Those Turkeys Getting You Down?

We have relied on working animals for thousands of years and we feel a particular affinity for them, especially if we are their handler. It is a little sad to read that a new venture into working animals in Germany has hit some snags. The BBC picked up the report from Der Spiegel today (1).

Here is the original idea. Recall all those old westerns with the flock of vultures circling in the distance over the villain coming to a bad end in the desert or, perhaps, a massacred wagon of settlers making their way westward. The Hanover police enrolled three turkey vultures to spot bodies and gave them the names Sherlock, Columbo and Miss Marple.

Sherlock was the first to go into training to become a winged police dog and search for bodies on Luneburg Heath. Vultures search by sight and also have a good sense of smell, so looked like a good addition to a rural police force. Sherlock was being trained on a resurrected burial shroud which has a good strong smell.

Training has not been going well. Sherlock is a little lazy and instead of flying around to locate the shroud, he prefers to stroll nonchalantly over to it. A dog can of course cover much more ground than a laid back vulture.

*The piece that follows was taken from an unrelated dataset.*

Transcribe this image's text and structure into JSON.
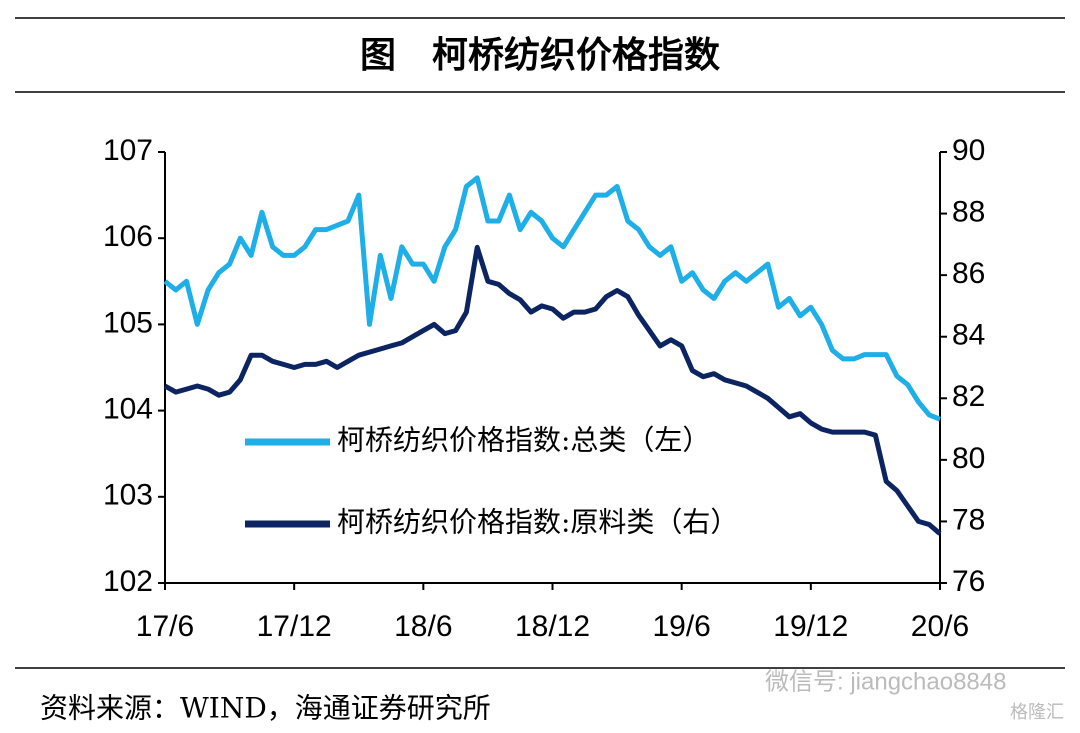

Bigger problems loom though. He is quite content to concentrate on animal remains. You see he is a little shy and timid and humans scare him so that he walks off and hides in the woods.

Sherlock was the elder statesbird of the three and was scheduled to help teach Columbo and Miss Marple the job. That’s not going well either. It’s not just Sherlock’s fault though. Columbo and Miss Marple don’t get on and are squabbling too much to pay any attention.

Do turkey vultures taste good with cranberry sauce?


One Response so far.

  1. Well at least they tried. Just goes to show Hollywood usually gets things wrong.